Just kidding. The graphics chip maker today announced its newest mobile processor, codenamed Parker, which serves as the brains of a platform that could be used in self-driving cars.
Andi Skende, distinguished engineer at Nvidia, spoke about Parker at the Hot Chips conference in Cupertino, Calif., today. Previously, Nvidia revealed its Drive PX 2 platform as a kind of “supercomputer for cars” and digital cockpits. Now, it has taken the wraps off Parker, which is the brains behind the Drive PX 2.
The Drive PX 2 uses two Parker processors and two Pascal-based graphics processing units (GPUs) to power deep-learning applications for self-driving cars. Such cars have to be smart enough to recognize visual obstacles, such as bikers or pedestrians. That’s a very difficult deep learning task.

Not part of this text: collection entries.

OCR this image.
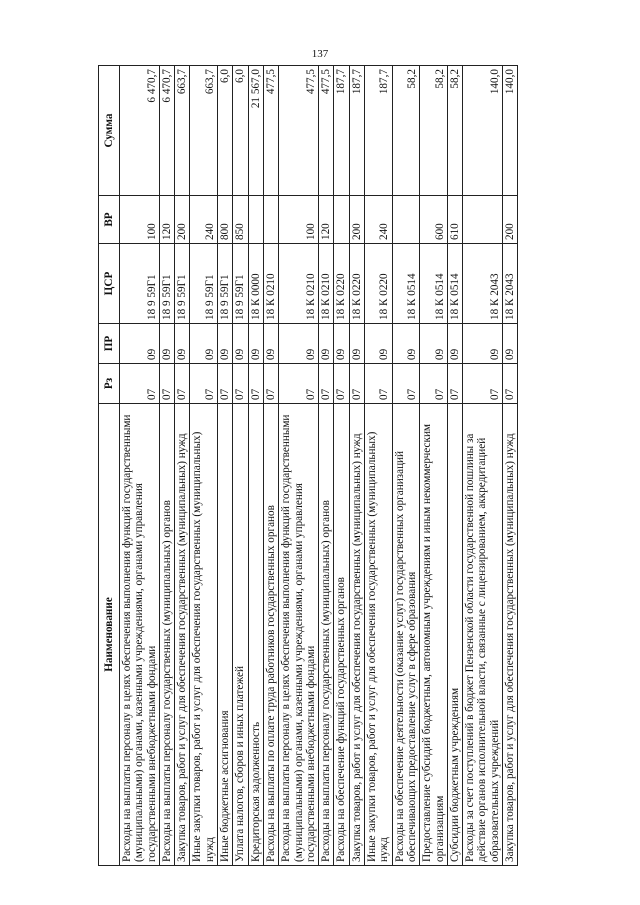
137
Наименование	Рз	ПР	ЦСР	ВР	Сумма
Расходы на выплаты персоналу в целях обеспечения выполнения функций государственными (муниципальными) органами, казенными учреждениями, органами управления государственными внебюджетными фондами	07	09	18 9 59Г1	100	6 470,7
Расходы на выплаты персоналу государственных (муниципальных) органов	07	09	18 9 59Г1	120	6 470,7
Закупка товаров, работ и услуг для обеспечения государственных (муниципальных) нужд	07	09	18 9 59Г1	200	663,7
Иные закупки товаров, работ и услуг для обеспечения государственных (муниципальных) нужд	07	09	18 9 59Г1	240	663,7
Иные бюджетные ассигнования	07	09	18 9 59Г1	800	6,0
Уплата налогов, сборов и иных платежей	07	09	18 9 59Г1	850	6,0
Кредиторская задолженность	07	09	18 К 0000		21 567,0
Расходы на выплаты по оплате труда работников государственных органов	07	09	18 К 0210		477,5
Расходы на выплаты персоналу в целях обеспечения выполнения функций государственными (муниципальными) органами, казенными учреждениями, органами управления государственными внебюджетными фондами	07	09	18 К 0210	100	477,5
Расходы на выплаты персоналу государственных (муниципальных) органов	07	09	18 К 0210	120	477,5
Расходы на обеспечение функций государственных органов	07	09	18 К 0220		187,7
Закупка товаров, работ и услуг для обеспечения государственных (муниципальных) нужд	07	09	18 К 0220	200	187,7
Иные закупки товаров, работ и услуг для обеспечения государственных (муниципальных) нужд	07	09	18 К 0220	240	187,7
Расходы на обеспечение деятельности (оказание услуг) государственных организаций обеспечивающих предоставление услуг в сфере образования	07	09	18 К 0514		58,2
Предоставление субсидий бюджетным, автономным учреждениям и иным некоммерческим организациям	07	09	18 К 0514	600	58,2
Субсидии бюджетным учреждениям	07	09	18 К 0514	610	58,2
Расходы за счет поступлений в бюджет Пензенской области государственной пошлины за действие органов исполнительной власти, связанные с лицензированием, аккредитацией образовательных учреждений	07	09	18 К 2043		140,0
Закупка товаров, работ и услуг для обеспечения государственных (муниципальных) нужд	07	09	18 К 2043	200	140,0
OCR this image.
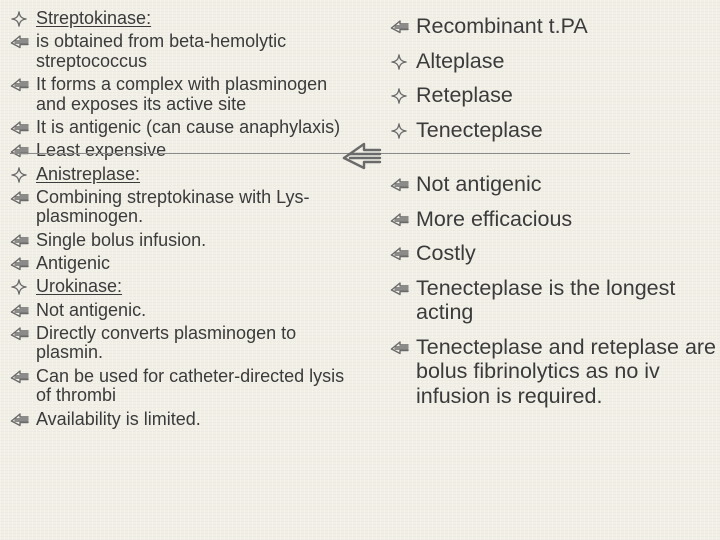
Streptokinase:
is obtained from beta-hemolytic streptococcus
It forms a complex with plasminogen and exposes its active site
It is antigenic (can cause anaphylaxis)
Least expensive
Anistreplase:
Combining streptokinase with Lys-plasminogen.
Single bolus infusion.
Antigenic
Urokinase:
Not antigenic.
Directly converts plasminogen to plasmin.
Can be used for catheter-directed lysis of thrombi
Availability is limited.
Recombinant t.PA
Alteplase
Reteplase
Tenecteplase
Not antigenic
More efficacious
Costly
Tenecteplase is the longest acting
Tenecteplase and reteplase are bolus fibrinolytics as no iv infusion is required.
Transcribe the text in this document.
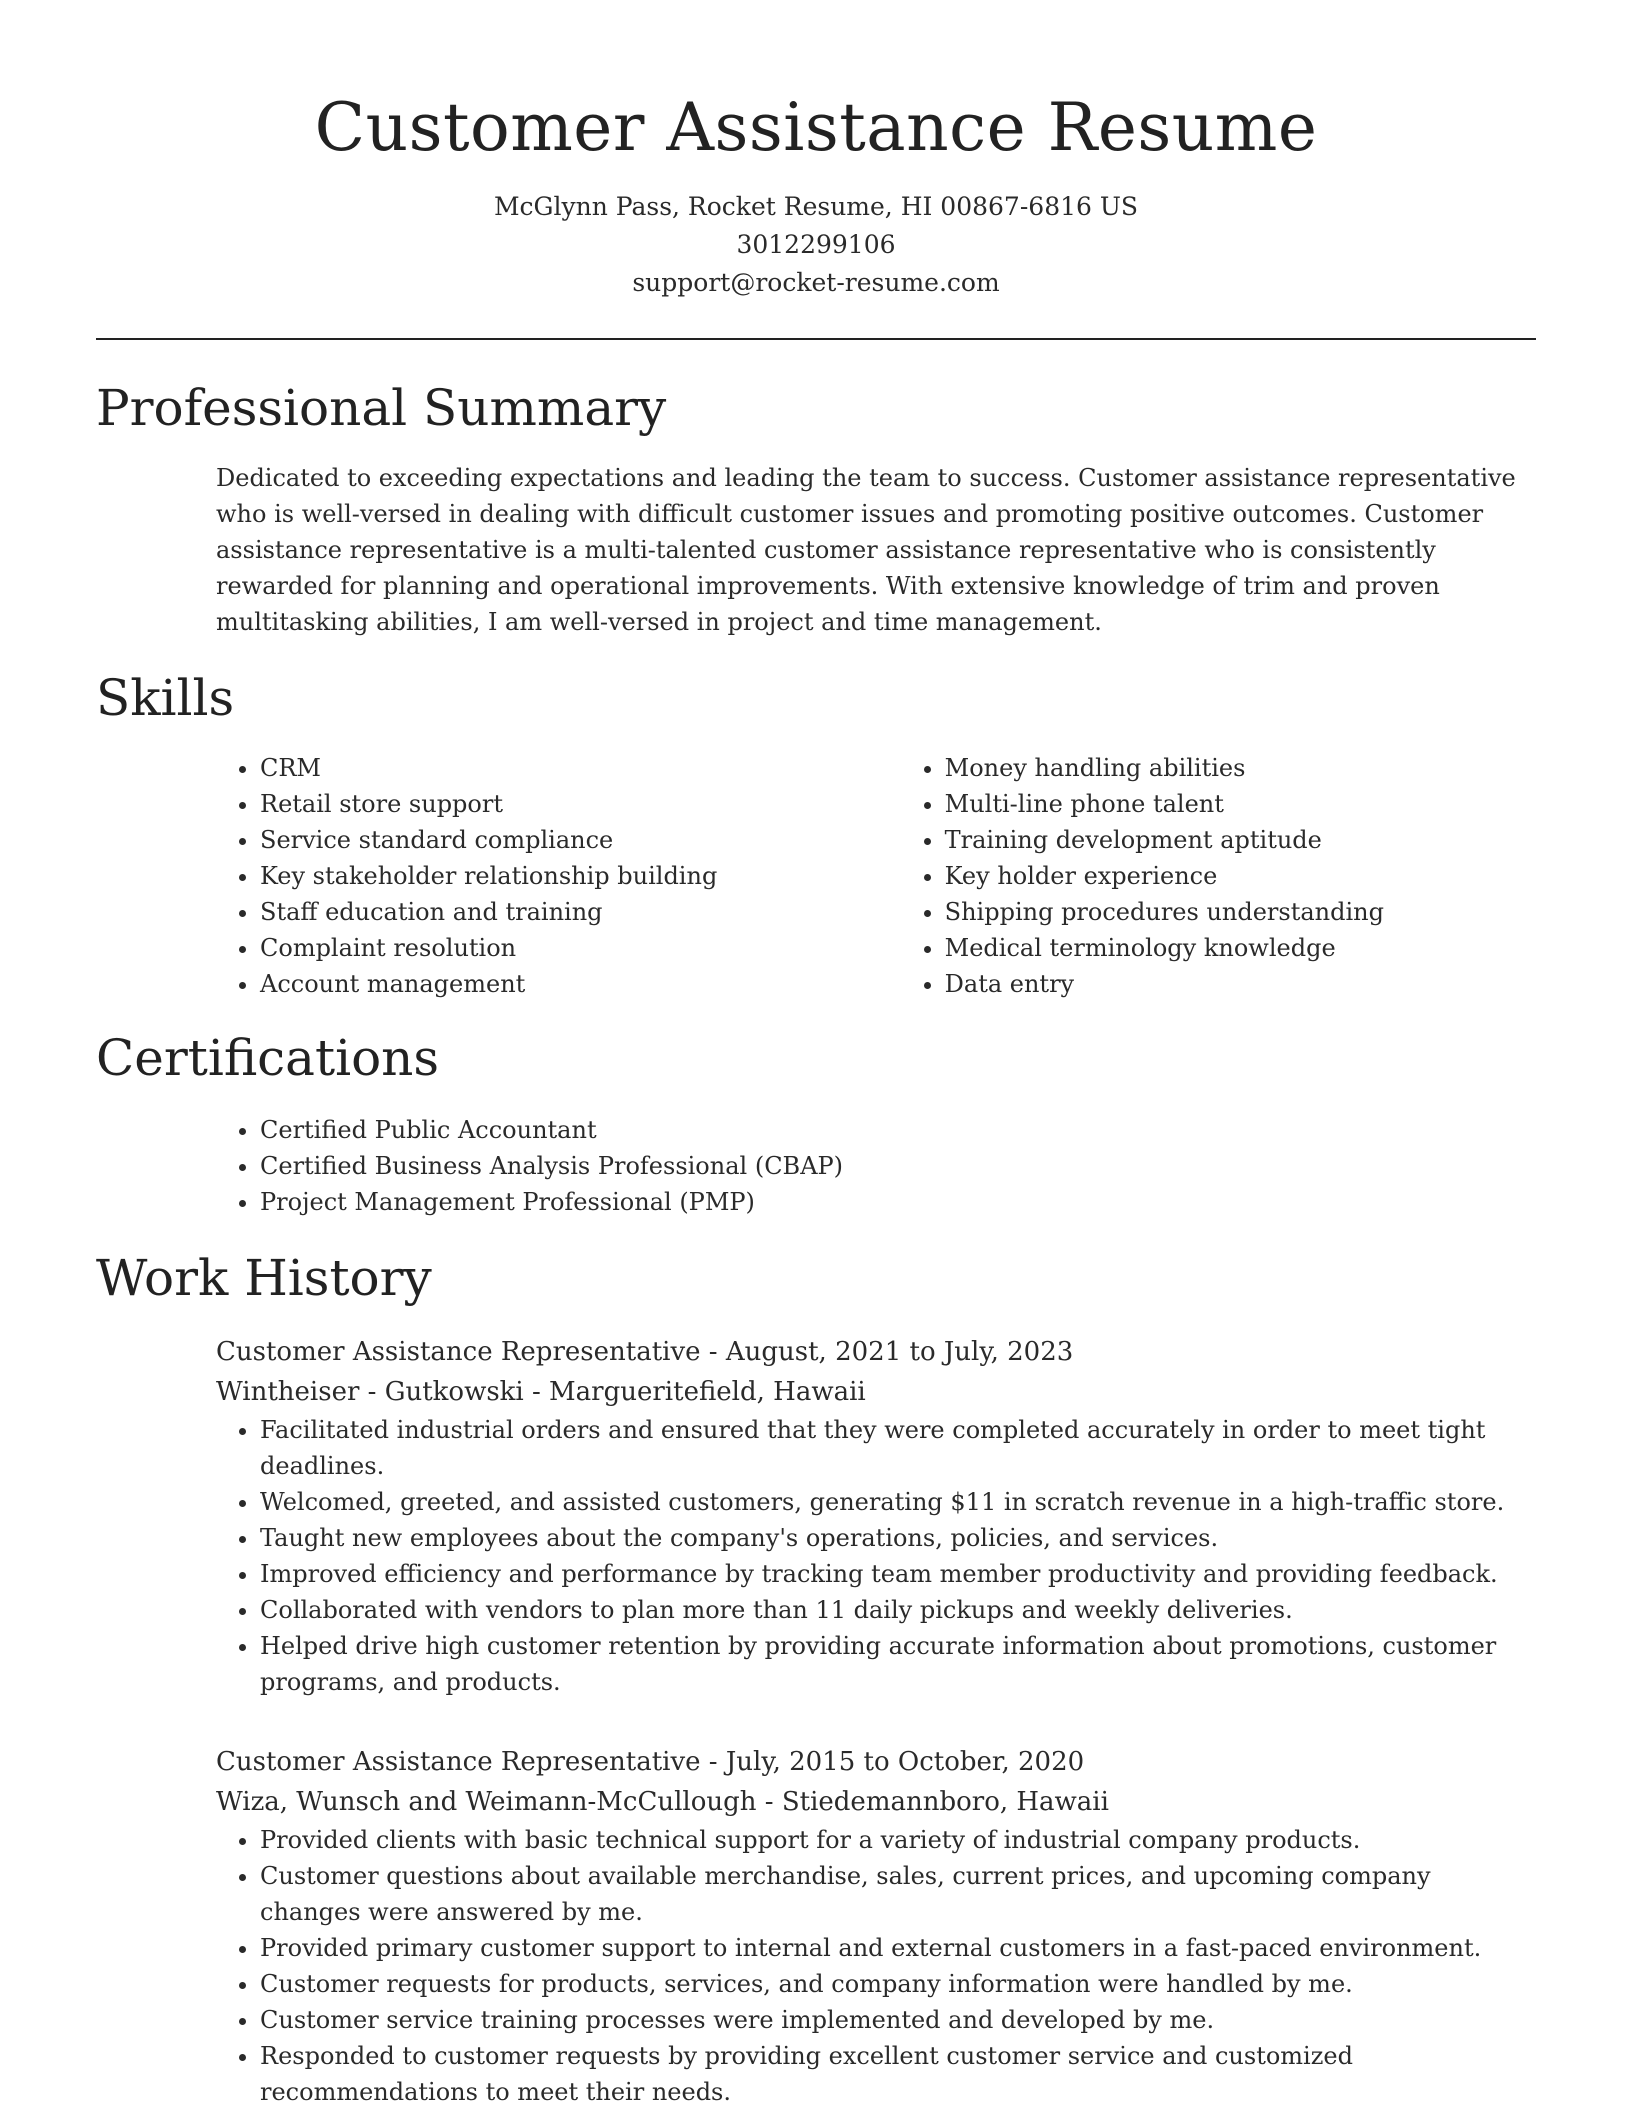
Customer Assistance Resume
McGlynn Pass, Rocket Resume, HI 00867-6816 US
3012299106
support@rocket-resume.com
Professional Summary
Dedicated to exceeding expectations and leading the team to success. Customer assistance representative who is well-versed in dealing with difficult customer issues and promoting positive outcomes. Customer assistance representative is a multi-talented customer assistance representative who is consistently rewarded for planning and operational improvements. With extensive knowledge of trim and proven multitasking abilities, I am well-versed in project and time management.
Skills
• CRM
• Retail store support
• Service standard compliance
• Key stakeholder relationship building
• Staff education and training
• Complaint resolution
• Account management
• Money handling abilities
• Multi-line phone talent
• Training development aptitude
• Key holder experience
• Shipping procedures understanding
• Medical terminology knowledge
• Data entry
Certifications
• Certified Public Accountant
• Certified Business Analysis Professional (CBAP)
• Project Management Professional (PMP)
Work History
Customer Assistance Representative - August, 2021 to July, 2023
Wintheiser - Gutkowski - Margueritefield, Hawaii
• Facilitated industrial orders and ensured that they were completed accurately in order to meet tight deadlines.
• Welcomed, greeted, and assisted customers, generating $11 in scratch revenue in a high-traffic store.
• Taught new employees about the company's operations, policies, and services.
• Improved efficiency and performance by tracking team member productivity and providing feedback.
• Collaborated with vendors to plan more than 11 daily pickups and weekly deliveries.
• Helped drive high customer retention by providing accurate information about promotions, customer programs, and products.
Customer Assistance Representative - July, 2015 to October, 2020
Wiza, Wunsch and Weimann-McCullough - Stiedemannboro, Hawaii
• Provided clients with basic technical support for a variety of industrial company products.
• Customer questions about available merchandise, sales, current prices, and upcoming company changes were answered by me.
• Provided primary customer support to internal and external customers in a fast-paced environment.
• Customer requests for products, services, and company information were handled by me.
• Customer service training processes were implemented and developed by me.
• Responded to customer requests by providing excellent customer service and customized recommendations to meet their needs.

More than 80 carmakers, suppliers, and university research centers around the world are now using the Drive PX 2 system to develop autonomous vehicles. Potential customers include Volvo, which plans to road test Drive PX 2 systems in XC90 SUVs next year.
Parker is part of Nvidia’s Tegra family of processors and includes Nvidia’s next-generation Denver CPU architecture. It delivers up to 1.5 teraflops of performance for deep learning-based self-driving A.I. cockpit systems.
Nvidia also said that Parker delivers 50 to 100 percent higher multi-core CPU performance than other mobile processors. The Parker chips have two 64-bit Denver CPU cores (Denver 2.0) paired with four 64-bit ARM Cortex A57 CPUs. These all work together in a fully coherent heterogeneous multi-processor configuration.
Nvidia says that the Drive PX 2 delivers 24 trillion deep learning operations per second to run the most complex deep learning-based inference algorithms.